Os argentinos foram às ruas para relembrar os dramáticos acontecimentos de 19 e 20 de dezembro de 2001. Naqueles dias, uma imensa onda nacional de protestos culminou na morte de mais de 30 pessoas e na renúncia do então presidente Fernando de la Rúa. Um ano se passou, mas a Argentina ainda está longe de ter equacionado os principais problemas que contribuíram para a "débâcle". O país segue sendo tratado como uma espécie de pária da globalização.
A ruína do "currency board" não significou apenas a derrocada da política econômica introduzida dez anos antes pelo então ministro Domingo Cavallo e, a não ser no breve período que antecedeu sua implosão, incessantemente aplaudida pela nata dos financistas globais. Ela evidenciou um mal mais amplo e mais profundo, relacionado à incapacidade das instituições políticas argentinas de cumprir seu papel básico de defender os interesses da nação.
Durante uma década os governantes daquele país abriram mão de manter uma moeda nacional sob o argumento, em si mesmo frágil, de que a hiperinflação havia esfacelado a confiança dos argentinos no peso. Delegou-se a tarefa de determinar a quantidade de moeda em circulação no país aos humores e à arbitrariedade do mercado financeiro internacional. Isso sem embargo da desnacionalização selvagem implementada sob Carlos Saúl Menem, a qual, para citar um exemplo, chegou a indexar tarifas públicas à inflação observada nos Estados Unidos.
Um ano depois da queda de De la Rúa, os credores internacionais continuam dando as costas à Argentina. Até mesmo as instituições multilaterais, cujo papel é justamente o de prover financiamento de "última instância", tratam o país como um estorvo. O FMI exige condições draconianas para oferecer uma ajuda modestíssima ao governo argentino.

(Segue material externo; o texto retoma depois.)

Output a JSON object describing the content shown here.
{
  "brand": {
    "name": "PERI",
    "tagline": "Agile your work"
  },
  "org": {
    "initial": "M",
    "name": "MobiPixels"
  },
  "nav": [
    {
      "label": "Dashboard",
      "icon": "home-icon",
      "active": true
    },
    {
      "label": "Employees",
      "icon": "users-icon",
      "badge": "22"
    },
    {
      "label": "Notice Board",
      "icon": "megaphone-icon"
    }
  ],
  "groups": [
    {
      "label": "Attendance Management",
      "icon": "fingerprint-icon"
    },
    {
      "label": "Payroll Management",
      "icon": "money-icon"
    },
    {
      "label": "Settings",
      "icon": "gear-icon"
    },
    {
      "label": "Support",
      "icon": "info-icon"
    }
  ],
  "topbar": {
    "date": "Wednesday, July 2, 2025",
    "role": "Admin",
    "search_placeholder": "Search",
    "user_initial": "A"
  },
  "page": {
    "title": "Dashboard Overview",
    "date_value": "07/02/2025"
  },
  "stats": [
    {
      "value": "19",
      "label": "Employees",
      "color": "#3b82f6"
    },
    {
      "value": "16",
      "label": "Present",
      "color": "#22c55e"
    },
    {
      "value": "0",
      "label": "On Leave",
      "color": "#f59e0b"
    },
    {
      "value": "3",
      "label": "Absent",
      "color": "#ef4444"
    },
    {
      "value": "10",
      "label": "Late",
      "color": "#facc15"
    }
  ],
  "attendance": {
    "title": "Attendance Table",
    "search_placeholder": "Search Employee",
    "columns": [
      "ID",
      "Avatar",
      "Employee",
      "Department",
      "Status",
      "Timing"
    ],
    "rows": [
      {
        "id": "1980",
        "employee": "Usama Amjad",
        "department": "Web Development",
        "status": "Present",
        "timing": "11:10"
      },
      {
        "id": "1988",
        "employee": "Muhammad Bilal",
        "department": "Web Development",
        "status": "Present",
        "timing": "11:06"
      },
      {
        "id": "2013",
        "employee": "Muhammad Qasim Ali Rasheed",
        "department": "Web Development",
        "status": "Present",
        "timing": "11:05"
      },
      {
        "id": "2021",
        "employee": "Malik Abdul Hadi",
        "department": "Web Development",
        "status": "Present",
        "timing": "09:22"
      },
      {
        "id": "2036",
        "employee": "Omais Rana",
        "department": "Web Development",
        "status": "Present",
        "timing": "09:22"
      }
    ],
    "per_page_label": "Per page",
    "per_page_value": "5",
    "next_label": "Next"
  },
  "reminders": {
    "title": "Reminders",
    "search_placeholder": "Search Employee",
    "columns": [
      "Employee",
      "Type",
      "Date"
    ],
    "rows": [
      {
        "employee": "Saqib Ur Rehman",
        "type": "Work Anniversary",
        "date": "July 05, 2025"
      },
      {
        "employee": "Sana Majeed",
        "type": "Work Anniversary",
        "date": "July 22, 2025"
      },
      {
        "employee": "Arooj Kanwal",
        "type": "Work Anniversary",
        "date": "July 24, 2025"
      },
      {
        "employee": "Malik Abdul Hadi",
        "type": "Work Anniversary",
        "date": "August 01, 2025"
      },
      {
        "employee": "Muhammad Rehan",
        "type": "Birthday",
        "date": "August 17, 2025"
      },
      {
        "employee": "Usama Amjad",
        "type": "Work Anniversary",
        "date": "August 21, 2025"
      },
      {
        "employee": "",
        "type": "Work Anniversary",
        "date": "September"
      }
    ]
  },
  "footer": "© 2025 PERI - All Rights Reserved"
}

Enquanto isso, dramas sociais inéditos na Argentina, como as mortes por desnutrição e a galopante criminalidade, se abatem sobre o país que, há algumas décadas, era o modelo mais próximo, na América do Sul, de um Estado de Bem-Estar Social.
Sem crédito, a Argentina vai realizando um dos ajustes econômicos mais drásticos de que se tem notícia. Um megassuperávit no comércio externo traz dólares à custa de uma retração, neste ano, da ordem de 10% do Produto Interno Bruto. E, vale lembrar, 2002 será o quarto ano recessivo seguido no país platino. Somente neste mês o ministro da Economia, Roberto Lavagna, "decretou", talvez com excesso de otimismo, o fim do ciclo depressivo.
A mobilização popular que acabou por defenestrar Domingo Cavallo e Fernando de la Rúa evidenciou os limites de uma política que prolongadamente impõe desemprego e desalento. Mas ainda é muito arriscado dizer que os eventos de 19 e 20 de dezembro de 2001 liberaram energias suficientes para renovar as bases em que tem tradicionalmente se sustentado o poder político no país vizinho. Talvez o resultado das eleições presidenciais, previstas para o final de abril do próximo ano, ajude a responder a essa questão.